Queste prospettive di cambiamento non devono comunque né eccessivamente allarmare coloro i quali sono preoccupati della fine dell’umanità, né d’altro canto devono esaltare i fautori di un imminente salto di specie. Se c’è una cosa che la storia ci insegna è appunto che tra la progettazione dell’uomo e la sua concretizzazione può occorrere un lasso di tempo molto lungo, con inciampi e imprevisti, alcuni dei quali non necessariamente negativi. Tra chi negli anni ’80 immaginava il futuro nel nuovo millennio, nessuno aveva previsto la penetrazione che poi ha avuto internet nella vita degli individui. Stiamo muovendo i primi incerti passi nella dimensione del postumano per cui abbiamo la necessità di continuare a comprendere ed esplorare questi nuovi scenari esistenziali.

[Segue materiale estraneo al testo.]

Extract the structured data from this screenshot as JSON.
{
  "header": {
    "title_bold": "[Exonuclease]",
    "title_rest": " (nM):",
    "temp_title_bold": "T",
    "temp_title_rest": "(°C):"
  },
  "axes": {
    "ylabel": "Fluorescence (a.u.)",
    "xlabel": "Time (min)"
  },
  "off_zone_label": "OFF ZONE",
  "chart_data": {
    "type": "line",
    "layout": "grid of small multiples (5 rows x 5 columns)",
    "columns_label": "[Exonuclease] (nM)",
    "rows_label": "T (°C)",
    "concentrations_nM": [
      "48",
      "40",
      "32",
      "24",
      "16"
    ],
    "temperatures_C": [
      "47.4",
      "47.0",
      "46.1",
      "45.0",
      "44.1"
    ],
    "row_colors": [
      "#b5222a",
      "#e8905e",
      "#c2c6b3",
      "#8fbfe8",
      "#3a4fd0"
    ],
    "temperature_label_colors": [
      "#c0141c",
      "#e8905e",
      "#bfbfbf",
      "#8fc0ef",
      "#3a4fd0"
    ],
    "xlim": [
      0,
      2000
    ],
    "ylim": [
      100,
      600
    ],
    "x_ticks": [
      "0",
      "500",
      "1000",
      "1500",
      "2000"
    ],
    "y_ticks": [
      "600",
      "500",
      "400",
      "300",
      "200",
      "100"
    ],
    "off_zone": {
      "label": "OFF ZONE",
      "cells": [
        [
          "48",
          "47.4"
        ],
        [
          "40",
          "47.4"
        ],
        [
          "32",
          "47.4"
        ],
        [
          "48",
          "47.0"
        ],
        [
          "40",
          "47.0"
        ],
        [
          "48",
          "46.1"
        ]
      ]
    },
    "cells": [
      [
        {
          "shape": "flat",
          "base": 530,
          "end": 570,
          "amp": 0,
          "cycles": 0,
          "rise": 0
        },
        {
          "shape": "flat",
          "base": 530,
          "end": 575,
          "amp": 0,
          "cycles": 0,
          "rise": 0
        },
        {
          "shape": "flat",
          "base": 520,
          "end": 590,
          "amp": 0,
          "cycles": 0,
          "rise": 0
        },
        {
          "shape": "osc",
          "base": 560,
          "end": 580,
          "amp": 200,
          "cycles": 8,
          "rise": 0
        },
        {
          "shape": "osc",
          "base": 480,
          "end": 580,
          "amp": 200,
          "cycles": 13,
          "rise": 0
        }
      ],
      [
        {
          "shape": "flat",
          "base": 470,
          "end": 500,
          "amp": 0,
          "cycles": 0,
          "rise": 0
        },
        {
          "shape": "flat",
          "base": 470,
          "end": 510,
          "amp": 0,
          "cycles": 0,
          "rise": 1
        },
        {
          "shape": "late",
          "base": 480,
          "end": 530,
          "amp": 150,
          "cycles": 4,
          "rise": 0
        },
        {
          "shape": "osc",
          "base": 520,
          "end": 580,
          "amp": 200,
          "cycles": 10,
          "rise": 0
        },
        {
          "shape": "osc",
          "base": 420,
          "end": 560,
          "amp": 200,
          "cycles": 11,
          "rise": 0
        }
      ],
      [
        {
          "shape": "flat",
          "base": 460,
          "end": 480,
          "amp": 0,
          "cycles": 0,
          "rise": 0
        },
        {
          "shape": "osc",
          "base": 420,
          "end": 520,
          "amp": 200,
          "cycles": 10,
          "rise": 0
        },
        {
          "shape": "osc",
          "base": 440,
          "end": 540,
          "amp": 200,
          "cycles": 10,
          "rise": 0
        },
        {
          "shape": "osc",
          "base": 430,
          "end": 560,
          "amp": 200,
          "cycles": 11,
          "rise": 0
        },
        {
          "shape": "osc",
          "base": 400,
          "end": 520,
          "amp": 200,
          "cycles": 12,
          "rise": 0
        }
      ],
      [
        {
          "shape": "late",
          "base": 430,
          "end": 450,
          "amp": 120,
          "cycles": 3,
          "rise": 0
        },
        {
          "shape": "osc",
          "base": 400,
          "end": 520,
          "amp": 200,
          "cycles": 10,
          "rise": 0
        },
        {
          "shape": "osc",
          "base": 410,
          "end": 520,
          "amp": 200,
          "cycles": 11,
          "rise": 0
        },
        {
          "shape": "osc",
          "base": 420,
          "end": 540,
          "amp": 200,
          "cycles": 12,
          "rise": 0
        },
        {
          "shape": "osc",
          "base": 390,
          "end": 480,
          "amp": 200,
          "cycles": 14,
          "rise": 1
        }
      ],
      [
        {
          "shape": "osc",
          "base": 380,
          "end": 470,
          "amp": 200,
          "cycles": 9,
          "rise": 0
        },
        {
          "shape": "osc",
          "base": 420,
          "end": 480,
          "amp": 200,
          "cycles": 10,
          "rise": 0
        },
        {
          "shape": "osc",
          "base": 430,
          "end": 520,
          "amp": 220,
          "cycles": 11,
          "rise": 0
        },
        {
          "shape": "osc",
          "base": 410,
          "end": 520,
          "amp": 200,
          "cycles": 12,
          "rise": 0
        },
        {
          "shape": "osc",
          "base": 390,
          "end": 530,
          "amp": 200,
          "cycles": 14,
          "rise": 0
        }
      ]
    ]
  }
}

In fondo, incamminandoci nell’era del postumano non facciamo altro che proseguire il movimento di emancipazione che l’umanità ha sempre cercato: emancipazione dalla natura, dalla necessità, dal dolore, perfino dalla propria finitezza. Un processo che è alla base del successo della specie Homo Sapiens come specie. Ma questo non significa abbandonare l’umano, né superarlo per qualcosa al di fuori dell’uomo, bensì continuare a interpretarlo, a reinterpretarlo nel segno della differenza e del cambiamento. L’uomo postumano non è il superuomo, ma un uomo che ha accettato la propria apertura, la propria disponibilità a mutare, a lasciarsi trasformare. E nel farlo si accorge anche degli effetti negativi del suo processo e dei pericoli che esso stesso ha determinato, per la propria specie e per l’intero pianeta. Ma è proprio in questo che si riscopre umano: nella consapevolezza che la propria creazione, per quanto ingegnosa, per quanto innovativa, non è mai perfetta, né priva di pericoli. Per cui va rivista, rimodulata, riadattata.
Non dobbiamo temere il futuro come se fosse un destino che ci sovrasta, né celebrarlo come un mito redentivo. Il futuro, come sempre, sarà ciò che noi interpreteremo di esso. Anche la tecnologia, per quanto potente, non è un’idolatria o un assoluto, ma una narrazione che possiamo comprendere e orientare. E se l’umano cambierà — e cambierà, come sempre è cambiato — questo cambiamento non sarà una frattura, ma una traduzione: un modo per dire altrimenti ciò che siamo sempre stati.
Forse tra diecimila anni non ci saranno più Homo Sapiens come li conosciamo oggi, ma ci sarà ancora qualcosa che ricorda, che interpreta, che racconta. Perché l’umanità non è una struttura ontologica, ma un racconto che continua. E se continuerà, sarà perché avremo saputo riconoscere nel postumano non una negazione, ma una possibilità. Una possibilità fragile, incerta, e proprio per questo autenticamente umana.